Eine weitere Herausforderung: Diese Veränderungen müssen in den nächsten 25 Jahren umgesetzt werden, sonst könnte der Trend unumkehrbar werden. Die gute Nachricht: Gelingt der Start, kann sich die Naturverbundenheit selbst erhalten und wieder zum natürlichen Teil unseres Lebens werden.

Täglich 4 Minuten in der Natur – ist das alles?

Eine Umfrage zeigt, dass ein Einwohner von Sheffield durchschnittlich nur 4 Minuten und 36 Sekunden täglich in natürlicher Umgebung verbringt. Das ist erschreckend wenig – aber auch eine Chance: Würden wir diese Zeit verzehnfachen, also etwa 40 Minuten täglich, könnten wir unsere Naturverbundenheit deutlich verbessern.

„Die Zusammenarbeit mit Eltern und Familien ist entscheidend. Es geht nicht nur darum, Naturverbundenheit aufzubauen, sondern sie nicht abbrechen zu lassen. Ein Neugeborenes ist heute genauso neugierig auf die Natur wie 1800 – wir müssen diese Faszination durch Kindheit und Schulzeit bewahren“, erklärt Richardson.

Hoffnung in den Büchern

Obwohl die Verwendung von Naturbegriffen bis 1990 um 60,6 % zurückging, verbessert sich der Trend seitdem – heute liegt der Rückgang bei „nur“ 52,4 %. Bedeutet das mehr ökologisches Bewusstsein?
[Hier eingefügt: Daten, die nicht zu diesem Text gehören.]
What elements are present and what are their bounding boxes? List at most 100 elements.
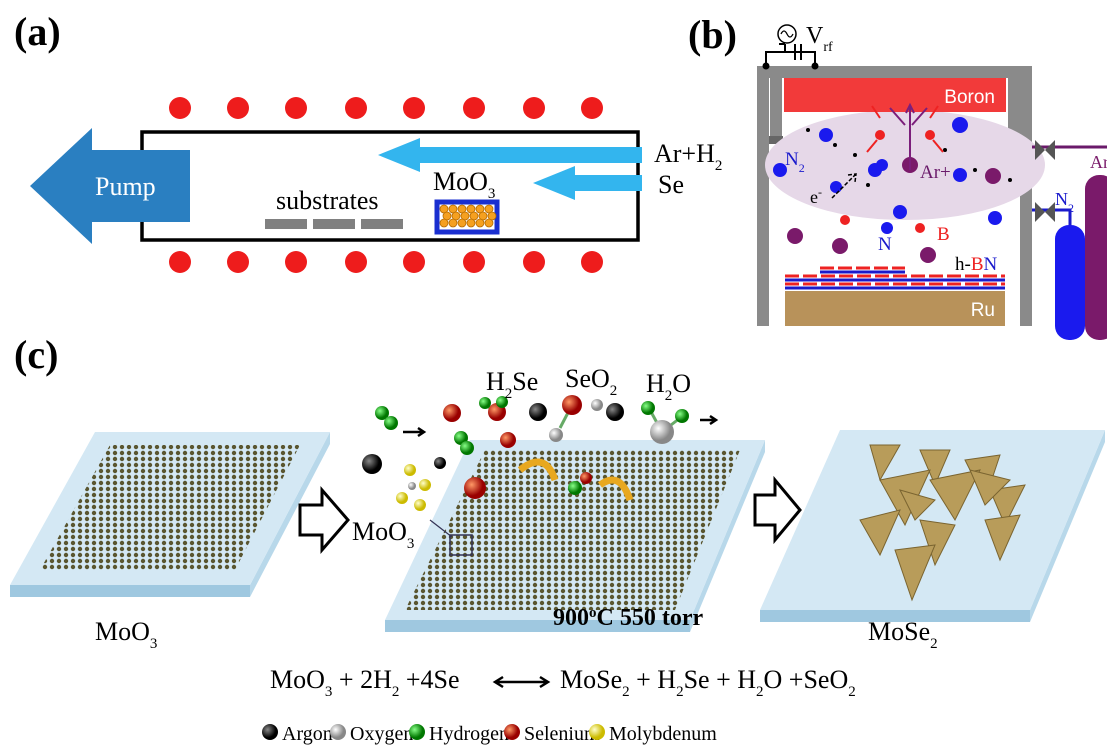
legend-swatch — [330, 724, 346, 740]
shape — [1008, 78, 1020, 136]
text-part: MoO — [270, 665, 325, 694]
particle — [840, 215, 850, 225]
text-part: 2 — [1068, 201, 1074, 215]
text-part: Se — [512, 367, 538, 396]
atom — [606, 403, 624, 421]
gas-label: Ar+H2 — [654, 139, 722, 174]
particle — [819, 128, 833, 142]
particle — [875, 130, 885, 140]
legend-swatch — [504, 724, 520, 740]
electron — [1008, 178, 1012, 182]
heater — [345, 97, 367, 119]
text-part: C 550 torr — [597, 605, 704, 631]
heater — [169, 97, 191, 119]
gas-label: Se — [658, 170, 684, 199]
atom — [529, 403, 547, 421]
terminal — [812, 63, 819, 70]
text-part: 2 — [392, 684, 400, 700]
state-label: MoSe2 — [868, 617, 938, 652]
text-part: h- — [955, 254, 971, 275]
equation-left: MoO3 + 2H2 +4Se — [270, 665, 460, 700]
shape — [10, 585, 250, 597]
particle — [876, 159, 888, 171]
atom — [549, 428, 563, 442]
atom — [500, 432, 516, 448]
legend-label: Selenium — [524, 723, 600, 745]
text-part: SeO — [565, 364, 610, 393]
electron — [866, 183, 870, 187]
atom — [419, 479, 431, 491]
particle — [953, 168, 967, 182]
shape — [770, 78, 782, 136]
text-part: B — [971, 254, 984, 275]
text-part: O — [672, 369, 691, 398]
powder-grain — [467, 219, 475, 227]
text-part: MoSe — [868, 617, 930, 646]
text-part: MoSe — [560, 665, 622, 694]
heater — [463, 97, 485, 119]
substrate — [265, 219, 307, 229]
substrate — [361, 219, 403, 229]
atom — [580, 472, 592, 484]
terminal — [763, 63, 770, 70]
particle — [893, 205, 907, 219]
heater — [403, 251, 425, 273]
text-part: - — [818, 185, 822, 199]
molecule-label: H2Se — [486, 367, 538, 402]
panel-label: (c) — [14, 332, 58, 377]
atom — [396, 492, 408, 504]
heater — [285, 251, 307, 273]
particle — [915, 223, 925, 233]
process-arrow — [300, 490, 348, 550]
text-part: 2 — [930, 636, 938, 652]
text-part: 3 — [150, 636, 158, 652]
heater — [581, 251, 603, 273]
text-part: 2 — [622, 684, 630, 700]
source-label: MoO3 — [433, 167, 495, 202]
atom — [568, 481, 582, 495]
heaters — [169, 97, 603, 273]
equilibrium-arrow — [495, 677, 548, 687]
legend-label: Argon — [282, 723, 333, 745]
atom — [562, 395, 582, 415]
molecule-label: MoO3 — [352, 517, 414, 552]
particle — [920, 247, 936, 263]
powder-grain — [440, 219, 448, 227]
electron — [853, 153, 857, 157]
substrates-label: substrates — [276, 186, 379, 215]
text-part: MoO — [433, 167, 488, 196]
text-part: 2 — [665, 388, 673, 404]
heater — [285, 97, 307, 119]
atom — [404, 464, 416, 476]
shape — [1020, 66, 1032, 326]
particle — [830, 181, 842, 193]
powder-grain — [458, 219, 466, 227]
shape — [757, 66, 1032, 78]
atom — [650, 420, 674, 444]
text-part: MoO — [352, 517, 407, 546]
hbn-label: h-BN — [955, 254, 998, 275]
particle — [952, 117, 968, 133]
text-part: N — [984, 254, 998, 275]
text-part: + 2H — [332, 665, 392, 694]
powder-grain — [449, 219, 457, 227]
text-part: rf — [823, 40, 833, 55]
heater — [523, 251, 545, 273]
heater — [227, 97, 249, 119]
atom — [591, 399, 603, 411]
n2-cylinder — [1055, 225, 1085, 340]
text-part: e — [810, 187, 818, 207]
powder-grain — [476, 219, 484, 227]
process-arrow — [755, 480, 800, 540]
heater — [403, 97, 425, 119]
text-part: 2 — [610, 383, 618, 399]
heater — [227, 251, 249, 273]
particle — [988, 211, 1002, 225]
text-part: 2 — [715, 158, 723, 174]
atom — [384, 416, 398, 430]
text-part: 2 — [676, 684, 684, 700]
text-part: 900 — [553, 605, 589, 631]
molecule-label: H2O — [646, 369, 691, 404]
flow-arrow — [378, 138, 642, 172]
legend-label: Oxygen — [350, 723, 413, 745]
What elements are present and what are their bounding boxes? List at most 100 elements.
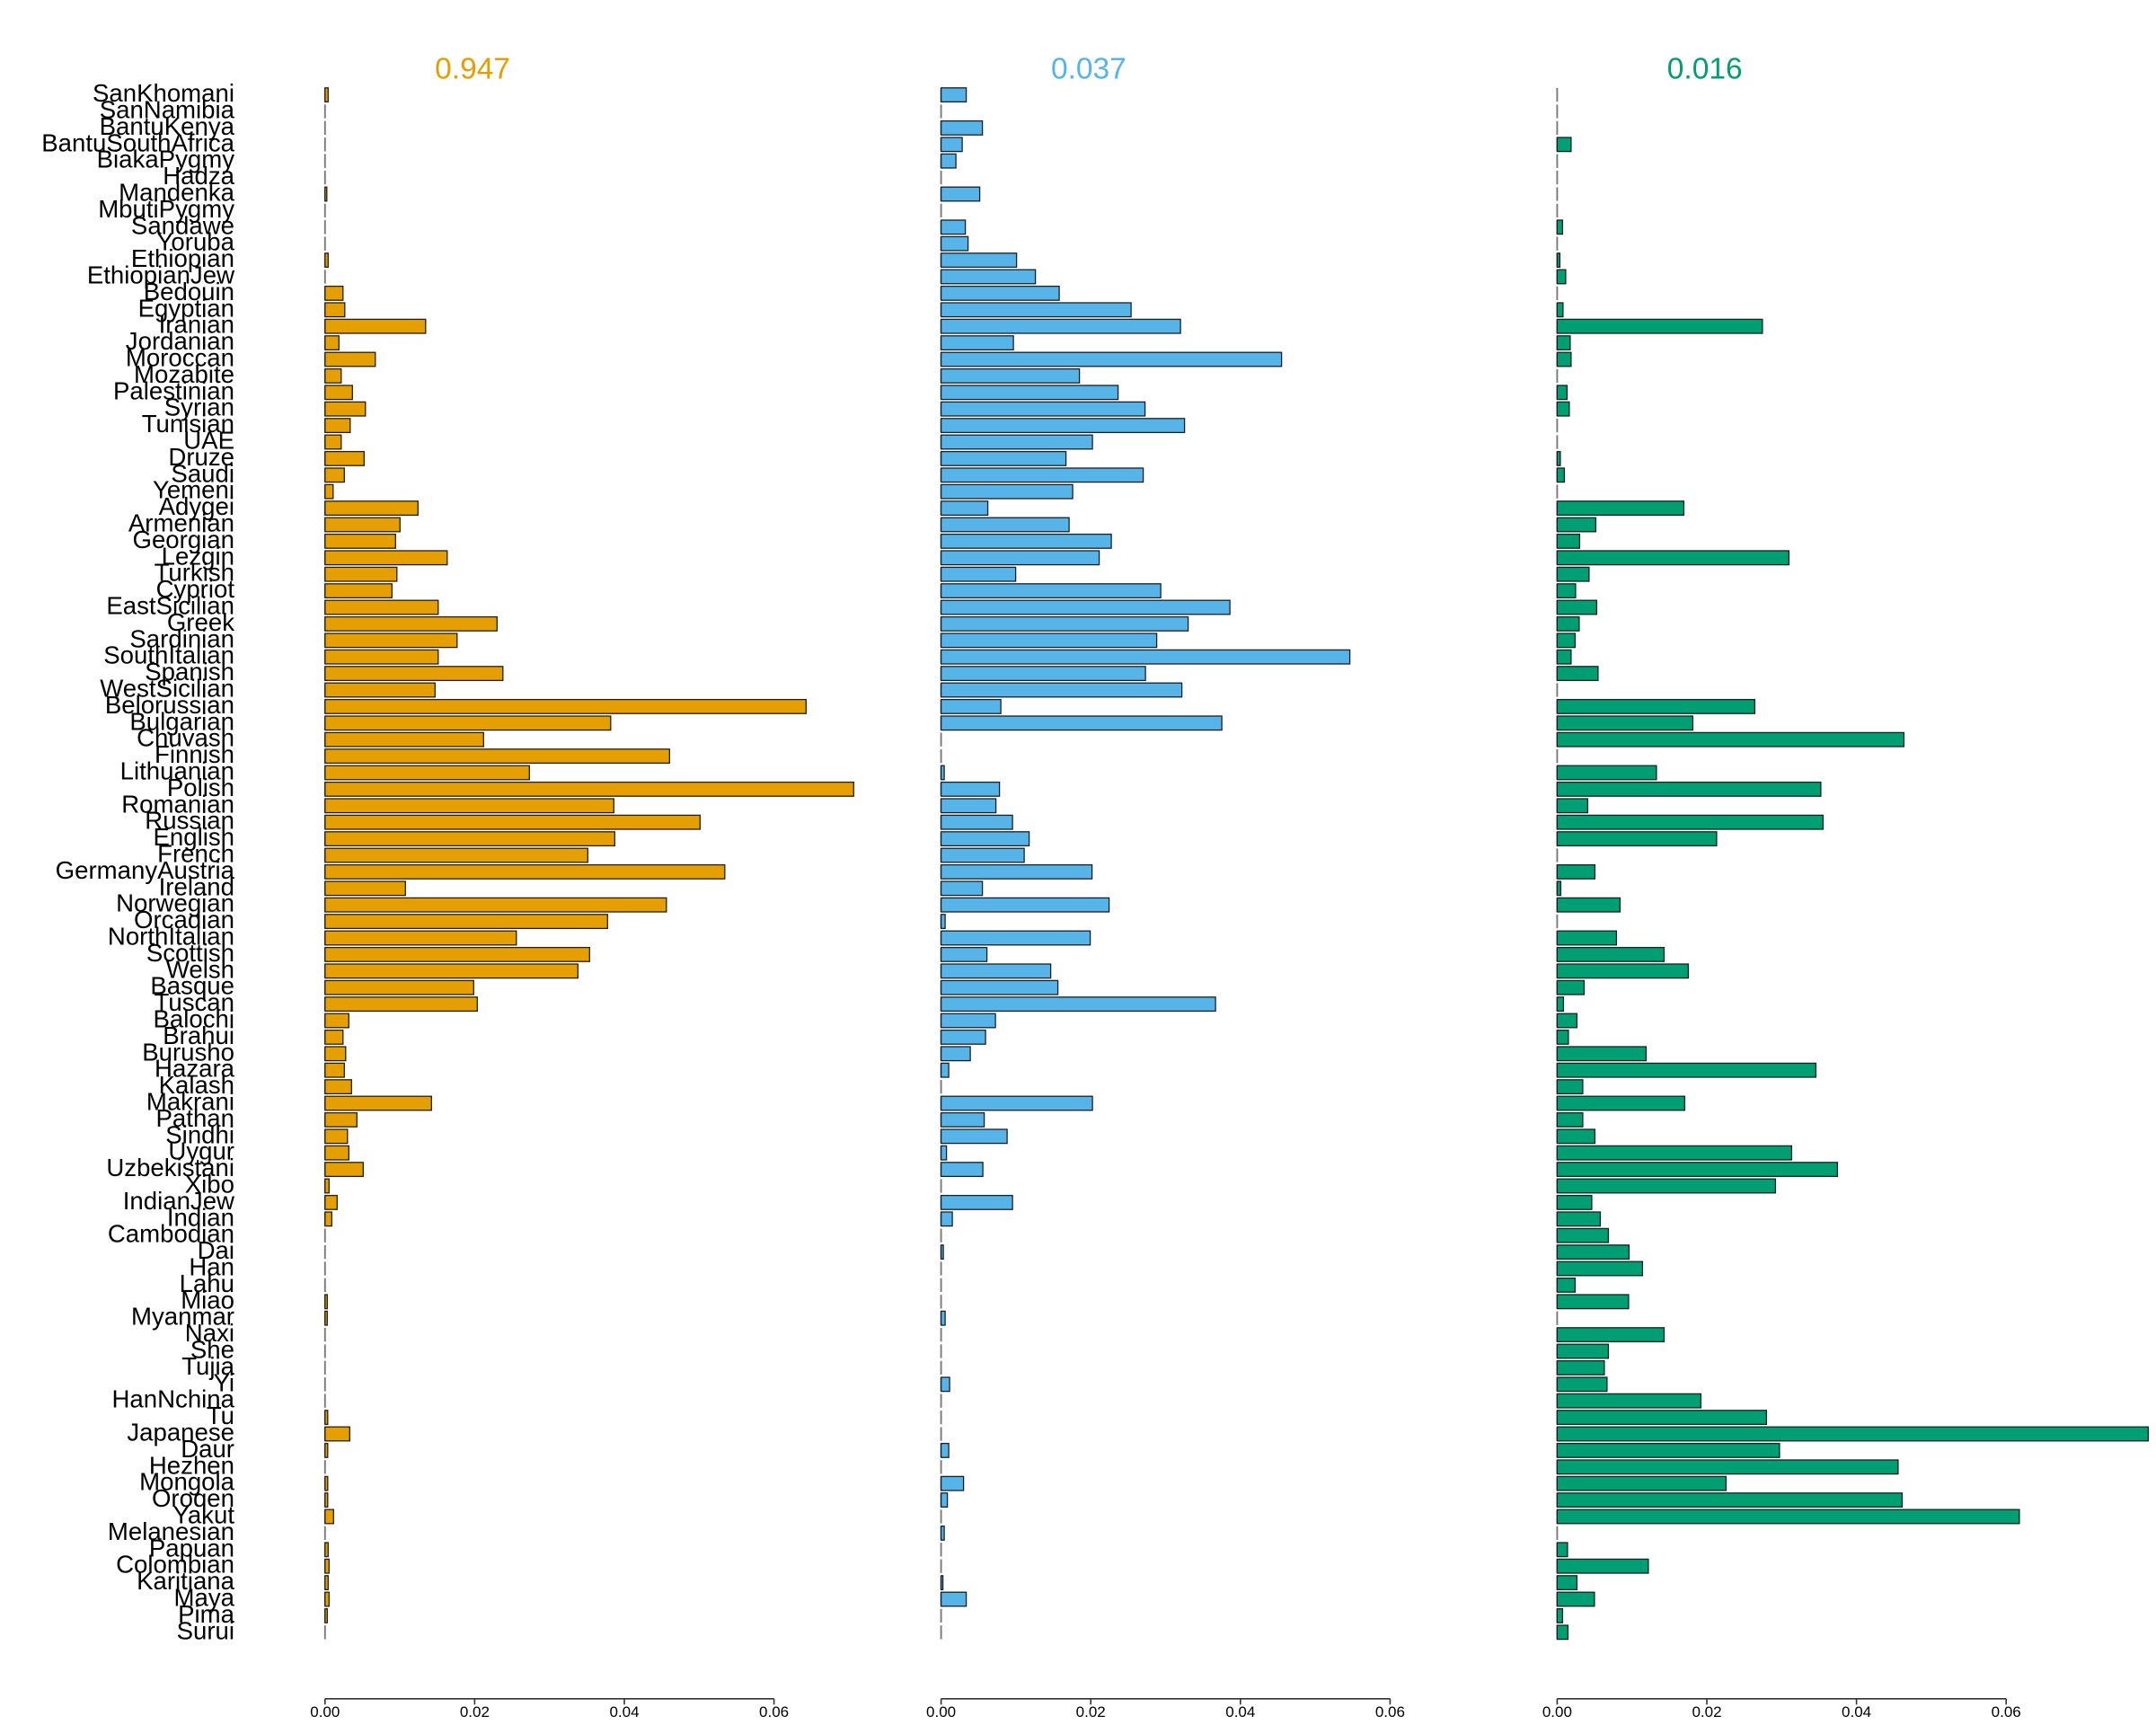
svg-text:0.04: 0.04 (609, 1703, 639, 1721)
svg-text:0.037: 0.037 (1051, 53, 1127, 86)
svg-text:Maya: Maya (174, 1584, 235, 1612)
svg-text:BantuKenya: BantuKenya (100, 112, 235, 140)
svg-text:Egyptian: Egyptian (138, 294, 234, 322)
svg-text:Sardinian: Sardinian (129, 624, 234, 652)
svg-text:0.04: 0.04 (1842, 1703, 1871, 1721)
svg-text:Ireland: Ireland (159, 872, 234, 900)
svg-text:English: English (153, 823, 234, 851)
svg-text:Burusho: Burusho (142, 1038, 234, 1066)
svg-text:Miao: Miao (181, 1286, 234, 1314)
svg-text:0.06: 0.06 (1992, 1703, 2021, 1721)
svg-text:Daur: Daur (181, 1435, 234, 1463)
svg-text:Melanesian: Melanesian (108, 1517, 234, 1545)
svg-text:Yi: Yi (213, 1368, 234, 1396)
svg-text:Saudi: Saudi (171, 459, 234, 487)
svg-text:0.04: 0.04 (1225, 1703, 1255, 1721)
svg-text:Syrian: Syrian (164, 394, 234, 421)
svg-text:Greek: Greek (167, 608, 234, 636)
svg-text:Welsh: Welsh (166, 955, 234, 983)
svg-text:Georgian: Georgian (132, 526, 234, 553)
svg-text:Sindhi: Sindhi (165, 1120, 234, 1148)
svg-text:Hazara: Hazara (155, 1055, 235, 1083)
svg-text:Iranian: Iranian (159, 311, 234, 339)
svg-text:SanKhomani: SanKhomani (93, 79, 234, 107)
svg-text:Jordanian: Jordanian (126, 327, 234, 355)
svg-text:Myanmar: Myanmar (131, 1303, 234, 1331)
svg-text:0.06: 0.06 (759, 1703, 789, 1721)
svg-text:EthiopianJew: EthiopianJew (87, 261, 234, 289)
svg-text:Japanese: Japanese (127, 1419, 234, 1446)
svg-text:Mandenka: Mandenka (119, 179, 235, 207)
svg-text:Yakut: Yakut (172, 1501, 234, 1529)
svg-text:Tuscan: Tuscan (155, 988, 234, 1016)
svg-text:Kalash: Kalash (159, 1071, 234, 1099)
svg-text:Bedouin: Bedouin (144, 278, 234, 305)
svg-text:Druze: Druze (168, 443, 234, 471)
svg-text:Hezhen: Hezhen (149, 1451, 234, 1479)
svg-text:French: French (157, 840, 234, 868)
svg-text:Lezgin: Lezgin (162, 542, 234, 570)
svg-text:0.02: 0.02 (1692, 1703, 1721, 1721)
svg-text:Basque: Basque (150, 972, 234, 1000)
svg-text:Cambodian: Cambodian (108, 1220, 234, 1248)
svg-text:0.016: 0.016 (1667, 53, 1743, 86)
svg-text:GermanyAustria: GermanyAustria (56, 856, 235, 884)
svg-text:Belorussian: Belorussian (105, 691, 234, 719)
svg-text:Tunisian: Tunisian (142, 410, 234, 438)
svg-text:Brahui: Brahui (163, 1022, 234, 1049)
svg-text:Romanian: Romanian (121, 790, 234, 818)
svg-text:Naxi: Naxi (185, 1319, 234, 1347)
svg-text:UAE: UAE (183, 427, 234, 455)
svg-text:IndianJew: IndianJew (123, 1187, 234, 1215)
svg-text:Han: Han (189, 1253, 234, 1281)
svg-text:Orcadian: Orcadian (134, 906, 234, 933)
svg-text:0.00: 0.00 (926, 1703, 956, 1721)
svg-text:0.02: 0.02 (1076, 1703, 1106, 1721)
svg-text:Chuvash: Chuvash (137, 724, 234, 752)
svg-text:Uygur: Uygur (168, 1137, 234, 1165)
svg-text:Palestinian: Palestinian (113, 376, 234, 404)
svg-text:HanNchina: HanNchina (111, 1385, 234, 1413)
svg-text:She: She (190, 1336, 234, 1364)
svg-text:MbutiPygmy: MbutiPygmy (98, 195, 234, 223)
svg-text:SanNamibia: SanNamibia (100, 96, 235, 124)
svg-text:Surui: Surui (177, 1616, 234, 1644)
svg-text:Spanish: Spanish (145, 658, 234, 686)
svg-text:Xibo: Xibo (185, 1171, 234, 1199)
svg-text:Mongola: Mongola (139, 1468, 235, 1496)
svg-text:Mozabite: Mozabite (134, 360, 234, 388)
svg-text:Yemeni: Yemeni (153, 476, 234, 504)
svg-text:Lahu: Lahu (180, 1269, 234, 1297)
svg-text:Turkish: Turkish (155, 559, 234, 587)
svg-text:Makrani: Makrani (146, 1088, 234, 1116)
svg-text:Armenian: Armenian (128, 509, 234, 537)
svg-text:Adygei: Adygei (159, 492, 234, 520)
svg-text:Bulgarian: Bulgarian (129, 707, 234, 735)
svg-text:Cypriot: Cypriot (156, 575, 235, 603)
svg-text:Sandawe: Sandawe (131, 211, 234, 239)
svg-text:EastSicilian: EastSicilian (106, 592, 234, 620)
svg-text:Pima: Pima (178, 1600, 235, 1628)
svg-text:Russian: Russian (145, 807, 234, 835)
svg-text:Balochi: Balochi (153, 1005, 234, 1033)
svg-text:Tujia: Tujia (181, 1352, 234, 1380)
svg-text:Papuan: Papuan (149, 1534, 234, 1561)
svg-text:0.00: 0.00 (310, 1703, 340, 1721)
svg-text:Colombian: Colombian (116, 1551, 234, 1579)
svg-text:0.06: 0.06 (1375, 1703, 1405, 1721)
svg-text:Tu: Tu (207, 1402, 234, 1429)
svg-text:Norwegian: Norwegian (116, 889, 234, 917)
svg-text:Hadza: Hadza (163, 162, 234, 190)
svg-text:SouthItalian: SouthItalian (103, 641, 234, 669)
svg-text:Indian: Indian (167, 1203, 234, 1231)
svg-text:0.947: 0.947 (435, 53, 510, 86)
svg-text:Finnish: Finnish (155, 740, 234, 768)
svg-text:Yoruba: Yoruba (157, 228, 235, 256)
svg-text:BantuSouthAfrica: BantuSouthAfrica (41, 128, 234, 156)
svg-text:0.02: 0.02 (460, 1703, 490, 1721)
svg-text:Uzbekistani: Uzbekistani (106, 1154, 234, 1181)
svg-text:Dai: Dai (198, 1236, 234, 1264)
svg-text:BiakaPygmy: BiakaPygmy (97, 146, 235, 173)
svg-text:Moroccan: Moroccan (126, 344, 234, 372)
svg-text:NorthItalian: NorthItalian (108, 923, 234, 951)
Oder ist es ein Trend, über Natur zu schreiben? Oder nur eine statistische Spielerei? „Ich weiß es nicht genau“, sagt Richardson. „Vielleicht wollen die Menschen aber auch wieder mehr Verbindung zur Natur – auch auf spiritueller Ebene.“

Der Beginn eines neuen natürlichen Lebens?

Vielleicht ist es Zeit, die Natur nicht nur als Ausflugsziel, sondern als unser Zuhause zu sehen. Ob gemeinsames Gartenprojekt mit den Kindern, ein Blumentopf auf dem Balkon oder ein kurzer Morgenspaziergang im Park – jeder kleine Schritt zählt. Denn wenn wir jetzt nicht handeln, könnten kommende Generationen nie erfahren, was es heißt, wirklich mit der Natur zu leben.